When Alien hit theatres in 1979, science fiction movies had mostly been flying saucer films with goofy looking aliens who abducted good-looking models to their ships to perform medical experiments.
At the other end of the spectrum, there were space operas that predominantly focused on space battles or weird outer space experiences. No one was really prepared for the kind of experience Alien would provide.
This movie fascinated audiences immediately with its horrifying ambience and the gory events taking place onboard the claustrophobically dark deep space commercial towing vessel Nostromo.
Ridley Scott’s film presented us with a science fiction story for the first time that was neither glorious nor romanticised. It was a story about death lurking in the unknown depths of space. His merciless approach in depicting these events catapulted Alien to cult status literally the day it was released.
It is 2122. On its way home to Earth after towing several 200-million ton refineries to new locations in space, the Nostromo intercepts a radio signal. The ship’s computer – MU/TH/UR 6000 – affectionately called “Mother” – awakens the crew who have been in hypersleep (pictured above) for ten months to investigate what seems to be an emergency signal.
After tracking the source of the signal to a nearby small planetoid (LV-426) – a great distance off course and beyond the range of all communication – Captain Dallas (Tom Skerritt), Executive Officer Kane (John Hurt) and Navigator Lambert (Veronica Cartwright) set out to explore.
Just as they discover an alien hive on the desolate storm-ravaged planetoid, the ship’s computer finally deciphers the original message, which turns out to be a warning to stay away rather than a call for help. But it is too late already – Kane has discovered some strange eggs in the spacecraft and when he gets close to them, one explodes and sticks firmly to his face.
The remaining members of the team rush him back to the ship for help, but with every attempt to free their partner from the clutches of the creature he seems to come closer to death. Soon they learn the hard way that they should not have brought the creature on board as Kane is thrown into agonising convulsions by a newborn alien that explodes from within him.
Seemingly indestructible, the alien starts a reign of terror throughout their vessel. One by one, the crew members are killed or secreted away by the alien, which is hiding in the ship’s vent system.
Desperate, one of the last survivors, Warrant Officer Ripley (Sigourney Weaver) plots a strategy to self-destruct the ship and return to Earth in a shuttle.

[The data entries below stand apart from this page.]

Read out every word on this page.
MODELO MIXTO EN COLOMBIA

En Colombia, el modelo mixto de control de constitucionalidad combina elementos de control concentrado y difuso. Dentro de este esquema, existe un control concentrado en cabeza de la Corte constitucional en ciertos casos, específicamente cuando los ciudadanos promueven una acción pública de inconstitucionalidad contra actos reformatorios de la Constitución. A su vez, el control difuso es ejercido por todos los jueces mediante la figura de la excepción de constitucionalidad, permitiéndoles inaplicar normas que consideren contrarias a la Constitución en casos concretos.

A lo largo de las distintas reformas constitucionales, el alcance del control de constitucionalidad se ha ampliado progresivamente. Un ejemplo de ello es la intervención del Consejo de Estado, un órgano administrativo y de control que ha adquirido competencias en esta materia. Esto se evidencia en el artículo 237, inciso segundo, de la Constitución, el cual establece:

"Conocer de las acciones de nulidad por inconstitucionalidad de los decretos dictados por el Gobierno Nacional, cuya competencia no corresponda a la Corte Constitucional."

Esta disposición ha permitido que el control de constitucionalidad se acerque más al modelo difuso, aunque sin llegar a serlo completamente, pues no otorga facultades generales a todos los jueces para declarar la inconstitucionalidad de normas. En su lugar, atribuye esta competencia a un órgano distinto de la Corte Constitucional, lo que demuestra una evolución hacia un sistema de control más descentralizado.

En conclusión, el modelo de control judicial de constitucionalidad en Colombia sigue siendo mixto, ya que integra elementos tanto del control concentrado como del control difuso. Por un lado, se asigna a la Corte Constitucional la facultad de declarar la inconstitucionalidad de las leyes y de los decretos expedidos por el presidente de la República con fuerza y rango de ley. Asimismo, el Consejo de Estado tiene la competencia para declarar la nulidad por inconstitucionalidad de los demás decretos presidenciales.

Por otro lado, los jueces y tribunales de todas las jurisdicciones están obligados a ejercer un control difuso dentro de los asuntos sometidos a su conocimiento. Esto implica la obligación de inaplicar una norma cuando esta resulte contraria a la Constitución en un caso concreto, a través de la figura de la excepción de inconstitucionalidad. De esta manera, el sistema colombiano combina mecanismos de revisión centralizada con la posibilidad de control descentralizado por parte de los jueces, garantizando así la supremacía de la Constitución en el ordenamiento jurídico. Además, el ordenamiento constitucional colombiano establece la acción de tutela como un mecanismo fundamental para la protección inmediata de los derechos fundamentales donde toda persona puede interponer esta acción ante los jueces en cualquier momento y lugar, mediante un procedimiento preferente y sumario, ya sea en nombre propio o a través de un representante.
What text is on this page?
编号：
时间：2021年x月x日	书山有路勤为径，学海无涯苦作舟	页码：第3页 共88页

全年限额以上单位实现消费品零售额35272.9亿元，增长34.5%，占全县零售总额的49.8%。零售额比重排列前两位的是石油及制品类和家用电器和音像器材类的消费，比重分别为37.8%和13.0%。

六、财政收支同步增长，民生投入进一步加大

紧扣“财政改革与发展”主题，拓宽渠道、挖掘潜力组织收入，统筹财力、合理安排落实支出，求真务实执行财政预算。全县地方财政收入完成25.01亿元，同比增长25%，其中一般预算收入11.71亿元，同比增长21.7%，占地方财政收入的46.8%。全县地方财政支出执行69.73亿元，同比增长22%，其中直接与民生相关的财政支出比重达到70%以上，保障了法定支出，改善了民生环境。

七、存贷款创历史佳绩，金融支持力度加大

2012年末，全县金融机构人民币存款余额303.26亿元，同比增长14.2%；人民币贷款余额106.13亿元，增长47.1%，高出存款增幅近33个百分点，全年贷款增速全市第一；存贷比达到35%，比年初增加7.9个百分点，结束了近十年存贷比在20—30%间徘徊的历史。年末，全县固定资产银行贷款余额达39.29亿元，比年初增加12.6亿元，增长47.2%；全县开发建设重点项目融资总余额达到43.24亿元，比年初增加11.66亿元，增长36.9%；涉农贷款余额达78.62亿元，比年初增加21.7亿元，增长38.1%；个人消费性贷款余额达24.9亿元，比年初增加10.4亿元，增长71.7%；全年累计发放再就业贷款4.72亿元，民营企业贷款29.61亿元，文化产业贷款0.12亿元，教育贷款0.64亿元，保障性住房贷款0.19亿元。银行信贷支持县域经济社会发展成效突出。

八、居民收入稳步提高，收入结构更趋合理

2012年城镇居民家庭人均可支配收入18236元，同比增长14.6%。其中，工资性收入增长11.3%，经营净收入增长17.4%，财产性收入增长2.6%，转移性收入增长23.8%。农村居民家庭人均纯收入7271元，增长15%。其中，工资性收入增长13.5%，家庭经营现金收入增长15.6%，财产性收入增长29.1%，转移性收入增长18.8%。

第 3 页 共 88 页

Apart from the actual creature (played by Bolaji Badejo, a 6′ 10″ member of the Masai tribe), much of the appeal of the film stems from the characters. A bunch of blue-collar space workers who have trouble coping with their situation and have only one real wish – to get home alive.
Unlike the characters in some of the subsequent sequels, these guys are not moronic, half-brained pseudo-Rambos who talk tough for effect.
The characters in Alien are truly a believable group of working-class people, who just happen to live in the future and work in space.
H. R. Giger, famed Swiss artist of the bizarre, designed the planetoid’s skeletal landscape, the derelict spaceship found thereupon, as well as the Alien itself – an elegant, fast and terrible creature that exists to destroy – and destroys to exist.
The film became Sigourney Weaver’s most important career step as the story’s lead character Ellen Ripley. She also returned to reprise her role in all three sequels.